Polyamory

I think a lot of people have various insecurities that are brought to the surface through polyamourous relationships; just due to the fact is challenges us to grow in ways not expected in monogamy.

I was wondering what other people were/are insecure about? How they are dealing/delt with, those insecurities? I'm hoping this is more of a crowd-sourcing advice as opposed to one specific persons situation.

1. The first one is, when talking with any poly person, the assumption that I haven't learned from past mistakes or situations will be held against me and poly and my abilities with it will be deemed 'not good enough'.

2. The second one is that I will end up not being 'enough' for a partner. Not to much in terms of staying together forever; as that is an ideal but ultimately not a guarantee.

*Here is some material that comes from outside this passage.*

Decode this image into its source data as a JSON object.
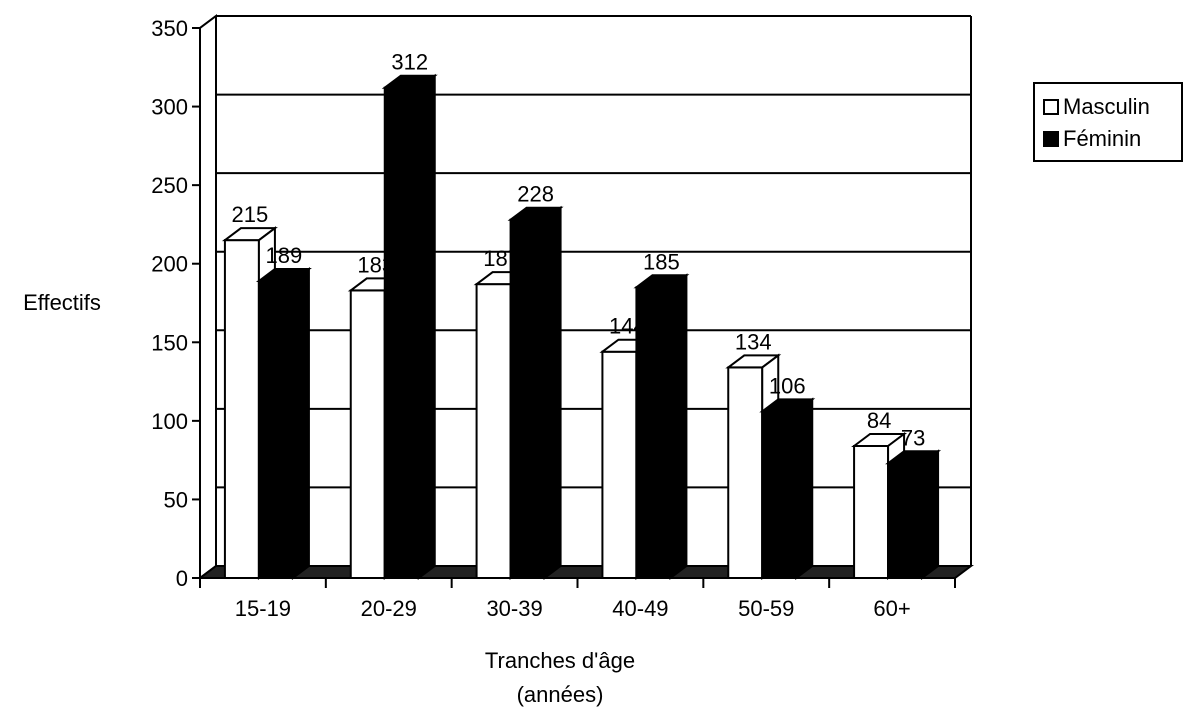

But, more so in the "I will stop being a source of happiness and do something that will hurt them in an unforgivable way and not even friendship will be salvageable."

How I'm dealing with the first one is to partially give less fucks about peoples opinions when they're determined to misunderstand you; both in romantic and platonic situations, and to be much clearer in my explanations of situations.

With the second one, I'm working on trying to not attempt to control the future; since worrying about the worst case scenario just means if it happens I'll live through it effectively twice, and to stop listening to that internal voice that is determined to be unhelpful and mean and when it does kick in, rephrasing it in those terms.